I suspect that the idea that the costs of bad hires are huge comes from not identifying bad hires early. If you hire a jerk who makes poor coding decisions and fail to oust him for a year or more, the effect could be devastating. If said jerk is spotted in a month or so, it may not be so costly.
And really there are levels of bad hire. There's the bad hire who really doesn't know how to do the job and will never get good enough to do it. That person should be very easy to spot with not too much effort in the interview process. The dangerous hire is someone who on the surface can do the work but has a toxic attitude and/or doesn't learn/grow. I'm not sure putting someone through a torturous interview process is going to root that person out.

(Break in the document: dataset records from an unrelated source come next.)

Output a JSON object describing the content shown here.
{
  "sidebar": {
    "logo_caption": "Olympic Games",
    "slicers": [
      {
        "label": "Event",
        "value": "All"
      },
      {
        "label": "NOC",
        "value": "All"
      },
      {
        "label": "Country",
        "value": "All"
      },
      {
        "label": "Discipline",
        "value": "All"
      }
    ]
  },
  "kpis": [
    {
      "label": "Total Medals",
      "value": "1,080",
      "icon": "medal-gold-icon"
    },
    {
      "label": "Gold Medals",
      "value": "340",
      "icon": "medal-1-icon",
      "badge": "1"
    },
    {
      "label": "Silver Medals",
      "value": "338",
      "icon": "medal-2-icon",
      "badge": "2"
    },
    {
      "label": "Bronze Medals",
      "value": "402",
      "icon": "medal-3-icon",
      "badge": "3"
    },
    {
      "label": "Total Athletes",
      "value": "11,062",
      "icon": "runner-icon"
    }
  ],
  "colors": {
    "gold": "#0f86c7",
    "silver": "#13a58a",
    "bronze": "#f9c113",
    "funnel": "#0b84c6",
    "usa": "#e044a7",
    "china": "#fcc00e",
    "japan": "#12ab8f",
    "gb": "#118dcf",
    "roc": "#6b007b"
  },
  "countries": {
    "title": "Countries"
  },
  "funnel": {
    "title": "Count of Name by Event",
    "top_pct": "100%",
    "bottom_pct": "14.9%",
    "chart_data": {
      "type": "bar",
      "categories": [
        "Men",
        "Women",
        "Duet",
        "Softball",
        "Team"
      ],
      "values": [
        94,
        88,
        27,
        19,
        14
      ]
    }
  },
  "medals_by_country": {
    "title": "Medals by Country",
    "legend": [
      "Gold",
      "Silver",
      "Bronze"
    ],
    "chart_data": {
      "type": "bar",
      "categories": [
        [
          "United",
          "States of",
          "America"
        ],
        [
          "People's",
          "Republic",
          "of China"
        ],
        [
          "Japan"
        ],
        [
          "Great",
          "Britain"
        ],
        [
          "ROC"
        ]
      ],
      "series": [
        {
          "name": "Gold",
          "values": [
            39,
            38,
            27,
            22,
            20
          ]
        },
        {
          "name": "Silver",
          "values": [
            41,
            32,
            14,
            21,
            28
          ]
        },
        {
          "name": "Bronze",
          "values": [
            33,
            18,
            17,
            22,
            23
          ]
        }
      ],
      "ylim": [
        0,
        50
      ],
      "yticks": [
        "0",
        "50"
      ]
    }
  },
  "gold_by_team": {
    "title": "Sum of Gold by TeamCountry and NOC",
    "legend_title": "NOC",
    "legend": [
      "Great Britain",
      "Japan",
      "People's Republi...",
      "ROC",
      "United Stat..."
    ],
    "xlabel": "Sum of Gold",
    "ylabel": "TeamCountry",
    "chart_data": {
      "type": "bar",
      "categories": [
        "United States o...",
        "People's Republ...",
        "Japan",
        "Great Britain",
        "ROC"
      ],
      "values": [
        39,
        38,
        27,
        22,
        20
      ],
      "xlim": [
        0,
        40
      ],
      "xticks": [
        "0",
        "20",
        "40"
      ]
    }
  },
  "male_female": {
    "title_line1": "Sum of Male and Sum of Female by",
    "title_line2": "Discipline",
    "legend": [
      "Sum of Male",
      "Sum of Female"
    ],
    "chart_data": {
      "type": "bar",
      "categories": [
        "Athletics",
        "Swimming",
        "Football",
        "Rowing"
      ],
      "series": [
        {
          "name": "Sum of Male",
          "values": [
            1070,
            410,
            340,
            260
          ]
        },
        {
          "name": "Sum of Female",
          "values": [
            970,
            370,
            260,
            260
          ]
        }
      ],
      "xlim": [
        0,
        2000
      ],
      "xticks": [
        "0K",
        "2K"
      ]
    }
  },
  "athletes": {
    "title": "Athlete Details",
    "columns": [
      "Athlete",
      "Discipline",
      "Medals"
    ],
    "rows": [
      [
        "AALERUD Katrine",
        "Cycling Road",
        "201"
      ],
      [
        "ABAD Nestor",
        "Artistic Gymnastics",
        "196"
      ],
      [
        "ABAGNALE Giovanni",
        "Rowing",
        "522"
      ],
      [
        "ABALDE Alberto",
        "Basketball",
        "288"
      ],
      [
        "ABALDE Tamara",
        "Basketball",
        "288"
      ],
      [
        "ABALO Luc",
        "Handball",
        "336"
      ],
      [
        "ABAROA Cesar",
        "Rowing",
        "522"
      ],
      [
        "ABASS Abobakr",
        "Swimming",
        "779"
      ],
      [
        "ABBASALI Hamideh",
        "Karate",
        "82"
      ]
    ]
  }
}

I think where a lot of the elitist hiring is at now is that many companies aren't so much trying to filter out people who can't do the job, so much as they're holding out for who they think are rockstars. So they put candidates through the ringer with the thought that what will be left is rockstar material.
But many highly-qualified individuals won't jump through hoops for any but the top tier companies, and sometimes not even then. Furthermore, by definition, rockstars make up a very small percentage of the devs out there. What are the chances that every company who is holding out for elite coders even has any applying? Especially considering that elite people probably don't jump around often.
> filter down from a large number ... to a small number ... doesn't say anything about how selective they are.
But that's what the definition of "selectivity" is for database retrieval. Selectivity == n_rows_selected/n_row_count. The "larger number" was the denominator and the "small number" was the numerator.
Your example SQL is not consistent with your previous sentence:
SELECT TOP 1000 FROM resumes ORDER BY received_date
Notice that nowhere is the total row count for resumes known in your isolated example? So yeah, we don't have the denominator to determine selectivity.
For examples of Harvard and Google, we know the denominators (the total applications and total resumes). Therefore we know the selectivity.
I suspect you're mixing up "mathematical selectivity" from "decision process selectivity" because Google's internal decision tree for hiring might look to outsiders as "black box" or nonsensical.
The denominator has no relevance to how selective your hiring process is. Your process does not become more exacting and precise simply because you received more applicants.
Thank you for confirming that you were using the colloquial version of "selectivity" which doesn't require knowing the denominator instead of mathematical "selectivity" which does.
That wiki page orders the ranking on mathematical selectivity and not colloquial selectivity. My previous comment of Google Inc being more "selective" than Harvard is to be interpreted as mathematical selectivity. Sorry for not stating it more explicitly to prevent confusion.
So you don't care about on what basis selection is performed?
If your assertion is just that Google rejects a higher proportion of applicants than Harvard, that's... not at all interesting. The lottery rejects and even larger proportion of applicants for its 'grant' program, but I'm not going to try to learn anything from how it goes about picking winners.
Here's another one showing 75,000 resumes received in one week: http://www.sfgate.com/business/article/Google-gets-record-75...
When you have the luxury to pick the best, from the best of the best, you don't have to follow the advice given by HN armchair quarterbacks like us.